European business executives are spending their time scrambling for financing and gaming crisis scenarios, hardly bullish tells.

And so Monday’s lightly-traded levitation is back to looking like a one-day respite in a bearish tape. As Merrill Lynch’s Mary Ann Bartels points out, the trading action is displaying disturbing similarities to the summer of ’08, shortly before the bottom fell out.

Now as then, the S&P 500 recovered from the initial slump to get back to its 200-day moving averages, only to roll over once again, breaking below the 50-day.

The question is whether the economy may also be more damaged than it’s letting on, now as then. On July 31, 2008, the initial GDP estimate for the second quarter showed growth of 1.9%, which would be revised to 3.3% a month later, rallying stocks 1.5% that day.

That was revised down to 2.8% by the end of September, but stocks hung in there despite having lost 7% since the prior estimate.
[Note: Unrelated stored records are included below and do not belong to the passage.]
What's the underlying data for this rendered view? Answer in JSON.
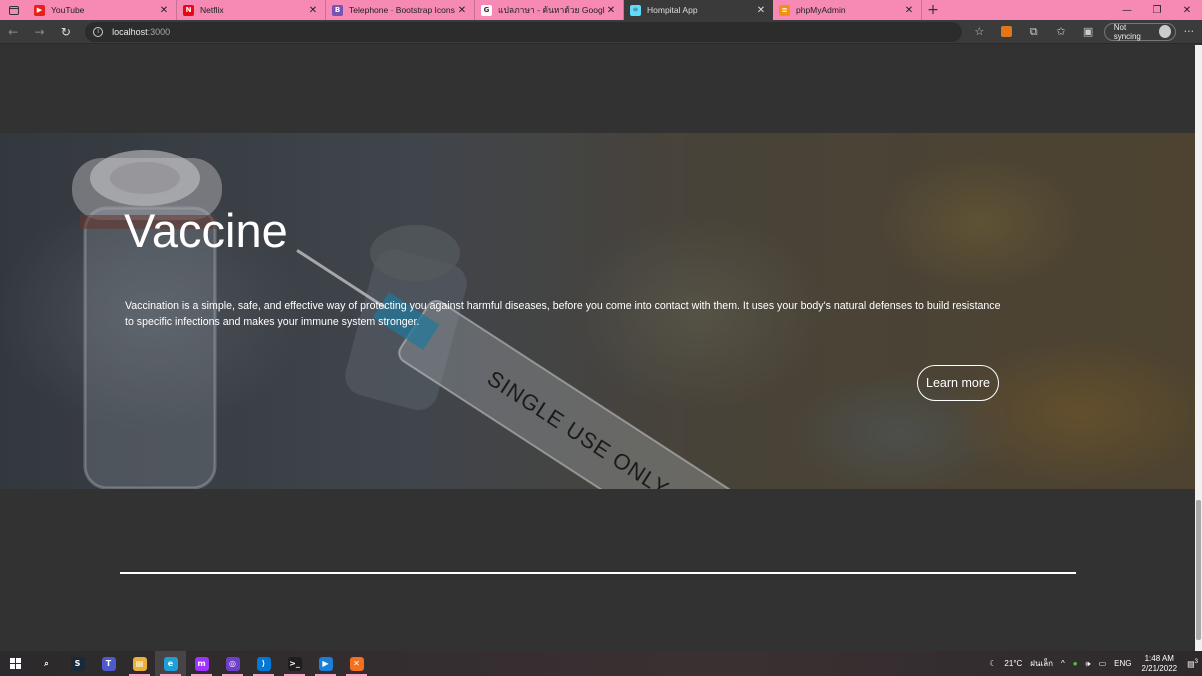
{
  "browser": {
    "tabs": [
      {
        "label": "YouTube",
        "icon": "youtube-icon",
        "color": "#e62117",
        "glyph": "▶",
        "active": false
      },
      {
        "label": "Netflix",
        "icon": "netflix-icon",
        "color": "#e50914",
        "glyph": "N",
        "active": false
      },
      {
        "label": "Telephone · Bootstrap Icons",
        "icon": "bootstrap-icon",
        "color": "#7952b3",
        "glyph": "B",
        "active": false
      },
      {
        "label": "แปลภาษา - ค้นหาด้วย Google",
        "icon": "google-icon",
        "color": "#ffffff",
        "glyph": "G",
        "active": false
      },
      {
        "label": "Hompital App",
        "icon": "react-app-icon",
        "color": "#61dafb",
        "glyph": "⚛",
        "active": true
      },
      {
        "label": "phpMyAdmin",
        "icon": "phpmyadmin-icon",
        "color": "#f29111",
        "glyph": "≡",
        "active": false
      }
    ],
    "url_host": "localhost",
    "url_port": ":3000",
    "sync_label": "Not syncing"
  },
  "hero": {
    "title": "Vaccine",
    "description": "Vaccination is a simple, safe, and effective way of protecting you against harmful diseases, before you come into contact with them. It uses your body's natural defenses to build resistance to specific infections and makes your immune system stronger.",
    "button_label": "Learn more",
    "syringe_text": "SINGLE USE ONLY"
  },
  "taskbar": {
    "apps": [
      {
        "name": "search-icon",
        "color": "transparent",
        "glyph": "⌕",
        "open": false,
        "active": false
      },
      {
        "name": "steam-icon",
        "color": "#1b2838",
        "glyph": "S",
        "open": false,
        "active": false
      },
      {
        "name": "teams-icon",
        "color": "#5059c9",
        "glyph": "T",
        "open": false,
        "active": false
      },
      {
        "name": "file-explorer-icon",
        "color": "#e8b23a",
        "glyph": "▤",
        "open": true,
        "active": false
      },
      {
        "name": "edge-icon",
        "color": "#1f9ed8",
        "glyph": "e",
        "open": true,
        "active": true
      },
      {
        "name": "messenger-icon",
        "color": "#a033ff",
        "glyph": "m",
        "open": true,
        "active": false
      },
      {
        "name": "github-desktop-icon",
        "color": "#6e40c9",
        "glyph": "◎",
        "open": true,
        "active": false
      },
      {
        "name": "vscode-icon",
        "color": "#0078d4",
        "glyph": "⟩",
        "open": true,
        "active": false
      },
      {
        "name": "terminal-icon",
        "color": "#1e1e1e",
        "glyph": ">_",
        "open": true,
        "active": false
      },
      {
        "name": "media-player-icon",
        "color": "#1a7fd6",
        "glyph": "▶",
        "open": true,
        "active": false
      },
      {
        "name": "xampp-icon",
        "color": "#f37021",
        "glyph": "✕",
        "open": true,
        "active": false
      }
    ],
    "temperature": "21°C",
    "weather_text": "ฝนเล็ก",
    "language": "ENG",
    "time": "1:48 AM",
    "date": "2/21/2022",
    "notification_count": "3"
  }
}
By the time growth for the second quarter of 2008 was ultimately downgraded to 1.3% in late July 2009, the S&P 500 was down 22% from a year earlier.

The US is nowhere near in as bad a shape as it was three years ago, economically, so it’s possible to take the parallel too far. But it’s also true that Europe spent the summer of ’08 thinking it was in much better shape than the US, only to get dragged into our muck.

And, coincidentally or not, here comes Tiffany (TIF), the jeweler’s shares dumped like so much cubic zirconium this morning after it noted “recent sales weaknesses in Europe and in the eastern part of the US.” Despite the 21% sales jump and 63% earnings boost the company reported, its stock was getting crushed 10%.

Ordinarily, the intraday travails of a luxury jeweler shouldn’t mean much to the overall outlook for the economy, except that high-end sales have done so much to prop up cumulative consumer spending totals.

Tiffany’s clientele figures to be much more sensitive than the general population to the recent market declines. But middle-class spending also depends on the wealth effect, and neither stocks nor the still declining housing prices have made many people want to spend money lately.

A consumer credit survey released yesterday by the New York Federal Reserve showed newly delinquent consumer balances up notably in the third quarter, bucking consistent improvement over the prior two years. If Congress fails to resolve longstanding differences over tax policy, a payroll tax hike will shrink paychecks starting next month, further inhibiting spending.

At that point, the economy will be more reliant than ever on the Tiffany’s crowd to save the day. But even that lot is feeling a bit pinched at the moment.